When consulting on New Media, one of the first questions I ask everyone is “who is visiting your site and why?” Nine times out of ten, they have absolutely no idea? I am a firm believer that you can’t begin to develop your web site, podcast or anything else until you have some basic understanding of this question. Even worse, today it is easier (and cheaper) than ever to find and track this information than ever before.
So, in an effort to get you all started on the right track, below are a number of services that can help you get a handle on your visitors and give you the information you need to move forward with site updates and new projects.
Your ISP (Internet Service Provider)
Most ISPs provide some sort of web analytics as part of your basic web hosting package. In my own case, GoDaddy provides some summary statistics, but I also pay a bit more each month to have more detailed reports and access to the raw log files which show each and every access to my site. This allows me to develop podcasting statistics on the number of downloads for each new episode.
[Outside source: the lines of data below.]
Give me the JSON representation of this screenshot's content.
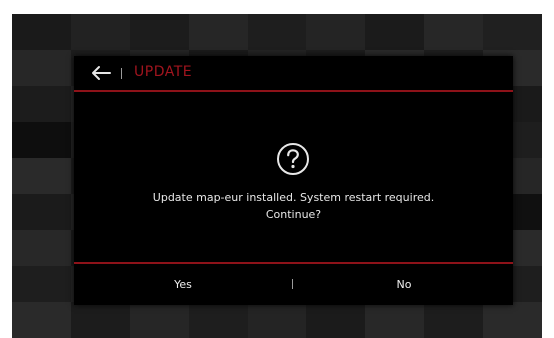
{
  "colors": {
    "accent_red": "#a0141e",
    "divider_red": "#8e1219",
    "dialog_bg": "#000000",
    "text": "#e8e8e8"
  },
  "dialog": {
    "title": "UPDATE",
    "back_icon": "back-arrow-icon",
    "status_icon": "question-circle-icon",
    "message_line1": "Update map-eur installed. System restart required.",
    "message_line2": "Continue?",
    "yes_label": "Yes",
    "no_label": "No"
  }
}
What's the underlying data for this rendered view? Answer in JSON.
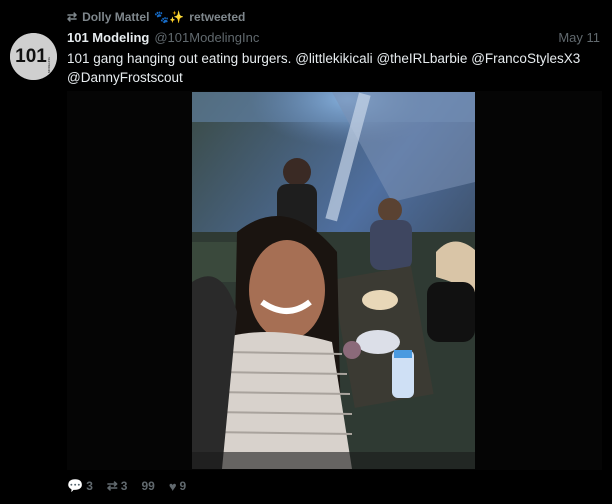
{
  "retweet": {
    "icon": "retweet-icon",
    "user": "Dolly Mattel",
    "emoji": "🐾✨",
    "suffix": "retweeted"
  },
  "tweet": {
    "avatar_text": "101",
    "avatar_subtext": "MODELING",
    "name": "101 Modeling",
    "handle": "@101ModelingInc",
    "date": "May 11",
    "text": "101 gang hanging out eating burgers.",
    "mentions": [
      "@littlekikicali",
      "@theIRLbarbie",
      "@FrancoStylesX3",
      "@DannyFrostscout"
    ]
  },
  "actions": {
    "reply_count": "3",
    "retweet_count": "3",
    "quote_label": "99",
    "like_count": "9"
  },
  "colors": {
    "background": "#000000",
    "primary_text": "#e7ecef",
    "secondary_text": "#61696e"
  }
}
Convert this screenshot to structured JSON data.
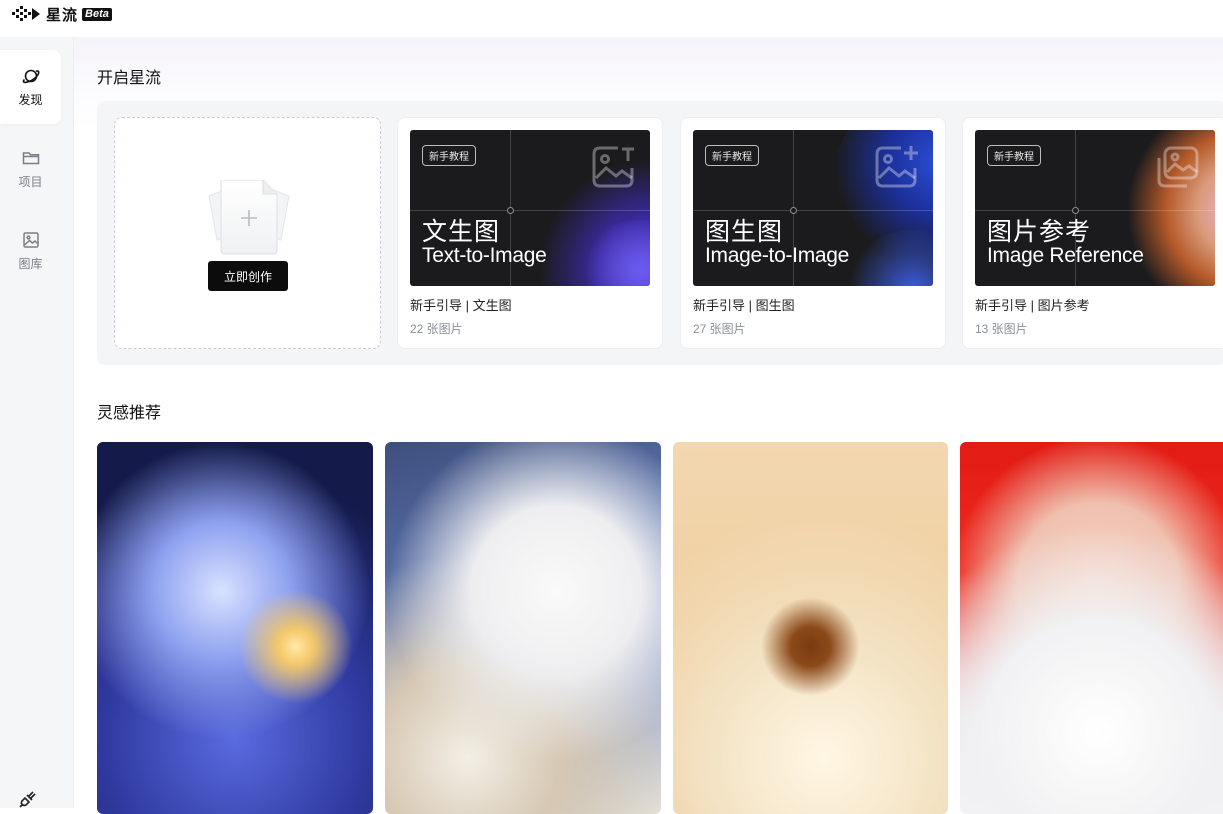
{
  "app": {
    "name": "星流",
    "badge": "Beta"
  },
  "sidebar": {
    "items": [
      {
        "label": "发现",
        "icon": "planet-icon",
        "active": true
      },
      {
        "label": "项目",
        "icon": "folder-icon",
        "active": false
      },
      {
        "label": "图库",
        "icon": "image-icon",
        "active": false
      }
    ],
    "bottom_icon": "settings-tool-icon"
  },
  "start_section": {
    "title": "开启星流",
    "create_button": "立即创作",
    "tutorials": [
      {
        "badge": "新手教程",
        "title_cn": "文生图",
        "title_en": "Text-to-Image",
        "name": "新手引导 | 文生图",
        "count": "22 张图片",
        "icon": "text-image-icon"
      },
      {
        "badge": "新手教程",
        "title_cn": "图生图",
        "title_en": "Image-to-Image",
        "name": "新手引导 | 图生图",
        "count": "27 张图片",
        "icon": "image-plus-icon"
      },
      {
        "badge": "新手教程",
        "title_cn": "图片参考",
        "title_en": "Image Reference",
        "name": "新手引导 | 图片参考",
        "count": "13 张图片",
        "icon": "image-stack-icon"
      }
    ]
  },
  "inspiration_section": {
    "title": "灵感推荐",
    "images": [
      {
        "subject": "anime-girl-starry-light"
      },
      {
        "subject": "white-wolf-and-woman"
      },
      {
        "subject": "serum-bottle-orchid"
      },
      {
        "subject": "red-hair-girl-white-cat"
      }
    ]
  },
  "colors": {
    "accent": "#0c0c0c",
    "sidebar_bg": "#f5f6f8",
    "section_bg": "#f4f5f7"
  }
}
If your ISP doesn’t provide you statistical reports, or they aren’t detailed enough for your needs, you can try out a 3rd party services, such as Google Analytics. Ananlytics is yet another free service provided by Google. It can provide extremely detailed reports on almost every aspect of your web site and it ties in directly with Google’s Adsense advertising system, so you can do an amazing amount of data correlation to help improve your earnings.
One issue with using a 3rd party service is that you need to place a small snippet of HTML code on each page you want to track. This can be a problem on sites with large numbers of static HTML pages, although adding this code to a blog is much easier, as you only need to add it to the base template that is used for all the blog pages and it will appear on every page of the blog.
One final site to highlight is in beta testing, but is still very useful, Woopra. Woopra provides much of the same statistics as Google Analytics and others, but adds in realtime reporting of stats. You can watch your web site and see how visitors ebb and flow over the course of the day, monitor and receive notifications of particular actions or visits to particular pages of your site. I have been using this recently to monitor visitors to the pages for my new JumpStart Sessions, especially after I post links to my Twitter feed or send out emails with links to the new classes.
If you aren’t using one of these tools, get started today. You can’t make informed decisions about your web site or your web-supported business if you don’t know what is happening on a daily basis.